Four recent large genome-wide association studies in late- onset AD have documented, in addition to the ApoE ??4 allele genotype, nine novel loci as risk factors for developing AD, including genes encoding proteins implicated in inflammatory processes (clusterin selleck chemicals llc (CLU, chromosome 8, rs11136000) and complement receptor-1 (CR1, chromosome 1, rs6656401)) [26,27]. Clusterin is a multifunctional protein involved in both complement attack inhibition and cholesterol metabolism, and complement receptor-1 is the receptor for the cleavage products of complement proteins 3 and 4, which are present in plaques. All nine new genes map onto three pathways leading to late-onset AD: immune system function, cholesterol metabolism, and synaptic dysfunction [28].

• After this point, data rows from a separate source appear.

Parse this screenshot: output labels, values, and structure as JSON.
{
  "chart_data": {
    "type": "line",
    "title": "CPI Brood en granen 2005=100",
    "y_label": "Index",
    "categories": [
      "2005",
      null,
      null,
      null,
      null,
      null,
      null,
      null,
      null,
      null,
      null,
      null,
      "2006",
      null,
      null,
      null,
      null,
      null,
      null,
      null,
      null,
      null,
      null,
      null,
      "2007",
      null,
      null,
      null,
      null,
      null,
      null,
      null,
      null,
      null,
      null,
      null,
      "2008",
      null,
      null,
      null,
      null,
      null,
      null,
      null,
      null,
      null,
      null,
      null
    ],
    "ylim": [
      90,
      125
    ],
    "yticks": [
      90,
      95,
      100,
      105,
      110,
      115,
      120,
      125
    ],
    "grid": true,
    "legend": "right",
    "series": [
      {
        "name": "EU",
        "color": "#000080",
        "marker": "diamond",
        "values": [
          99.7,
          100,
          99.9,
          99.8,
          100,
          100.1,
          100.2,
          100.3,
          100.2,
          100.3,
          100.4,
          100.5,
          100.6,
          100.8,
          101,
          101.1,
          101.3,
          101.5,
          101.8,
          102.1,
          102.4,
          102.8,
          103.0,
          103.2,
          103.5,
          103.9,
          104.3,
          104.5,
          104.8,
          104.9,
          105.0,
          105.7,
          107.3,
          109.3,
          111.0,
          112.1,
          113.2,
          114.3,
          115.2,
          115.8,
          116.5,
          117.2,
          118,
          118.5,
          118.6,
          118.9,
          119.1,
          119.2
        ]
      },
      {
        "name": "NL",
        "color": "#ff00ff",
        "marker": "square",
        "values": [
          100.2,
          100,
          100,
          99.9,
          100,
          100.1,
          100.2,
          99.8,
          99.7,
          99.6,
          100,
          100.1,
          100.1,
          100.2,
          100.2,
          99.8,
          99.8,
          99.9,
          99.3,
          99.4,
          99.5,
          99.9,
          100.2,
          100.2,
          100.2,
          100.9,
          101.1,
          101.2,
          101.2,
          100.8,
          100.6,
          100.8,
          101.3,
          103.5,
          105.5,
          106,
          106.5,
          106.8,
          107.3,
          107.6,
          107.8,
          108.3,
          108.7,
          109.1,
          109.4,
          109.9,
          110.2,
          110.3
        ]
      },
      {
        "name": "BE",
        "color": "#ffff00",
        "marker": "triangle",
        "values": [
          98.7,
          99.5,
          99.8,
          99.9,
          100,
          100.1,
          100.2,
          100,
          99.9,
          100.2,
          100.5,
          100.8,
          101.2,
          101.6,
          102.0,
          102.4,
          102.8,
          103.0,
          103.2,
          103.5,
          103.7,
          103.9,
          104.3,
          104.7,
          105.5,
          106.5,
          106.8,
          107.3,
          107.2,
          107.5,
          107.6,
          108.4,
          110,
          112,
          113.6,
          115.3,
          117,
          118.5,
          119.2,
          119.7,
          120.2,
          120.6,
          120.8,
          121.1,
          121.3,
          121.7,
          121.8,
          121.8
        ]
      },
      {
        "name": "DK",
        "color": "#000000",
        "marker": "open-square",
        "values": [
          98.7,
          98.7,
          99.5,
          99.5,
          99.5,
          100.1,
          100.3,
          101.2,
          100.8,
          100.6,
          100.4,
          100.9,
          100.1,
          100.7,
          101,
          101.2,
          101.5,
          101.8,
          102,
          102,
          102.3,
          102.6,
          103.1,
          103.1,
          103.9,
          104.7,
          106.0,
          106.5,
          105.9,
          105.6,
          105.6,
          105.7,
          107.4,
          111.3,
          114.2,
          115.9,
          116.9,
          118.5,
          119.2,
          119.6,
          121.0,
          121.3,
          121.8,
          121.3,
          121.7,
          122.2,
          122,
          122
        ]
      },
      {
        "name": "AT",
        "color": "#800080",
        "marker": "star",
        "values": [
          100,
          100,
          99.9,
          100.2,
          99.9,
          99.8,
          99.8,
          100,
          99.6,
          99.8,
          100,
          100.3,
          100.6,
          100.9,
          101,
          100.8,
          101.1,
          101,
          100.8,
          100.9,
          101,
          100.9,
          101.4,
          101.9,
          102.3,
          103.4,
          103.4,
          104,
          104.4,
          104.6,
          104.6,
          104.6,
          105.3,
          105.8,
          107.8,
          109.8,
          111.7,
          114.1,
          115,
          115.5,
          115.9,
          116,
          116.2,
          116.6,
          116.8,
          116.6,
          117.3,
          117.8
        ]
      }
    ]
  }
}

Diffuse plaques, the initial pathological lesion in AD, contain a limited number of proteins, which are now all linked with a genetic risk for AD, with ACT as the exception. Abnormalities in the generation of A?? are considered as the causal factor for the familial forms of early-onset AD, whereas poly-morphisms of the genes encoding for ApoE, clusterin and complement proteins are the genetic risk factors for late-onset AD. Genome-wide association studies for late-onset AD have not revealed genetic factors related to A?? generation but instead to the A??-associated proteins already present in the initial neuropathological lesion. Taken together, the data on the protein composition of diffuse plaques and the recent genetic findings strongly suggest an interaction between A??, cholesterol metabolism and complement activation in the initial steps of the pathological cascade in AD.

Glia and pro-inflammatory cytokines Fibrillar A?? plaques are associated with clustering of activated microglia and astrocytes. These glial cells play an important role in innate immunity and express a family of receptors, the Toll-like receptors (TLRs), as a first line of defense responsible for recognizing specific pathogen-associated molecular patterns like fibrillar A??. TLRs and CD14, both innate immunity receptors, mediate activation of transcription factors such as NF-??B and subsequently the production of inflammatory cyto-kines Batimastat [29]. Accumulating evidence indicates that CD14 and TLR4 are essential in the interaction of glial cells with A?? for the production of pro-inflammatory cytokines [30-32].

In vitro studies have shown that A?? fibrils interact with the TLR2/4 accessory protein CD14 and both TLR2 and TLR4 mediate A??-induced production of TNF-?? in human monocytes. Mouse microglia show in vitro increased ingestion of A?? after activation of TLR2, TLR4 or TLR9. Stimulation of the innate immune system via TLR9 is reported to be highly selleck catalog effective at reducing the parenchymal and vascular amyloid burden without apparent toxicity in a transgenic AD mouse model [33].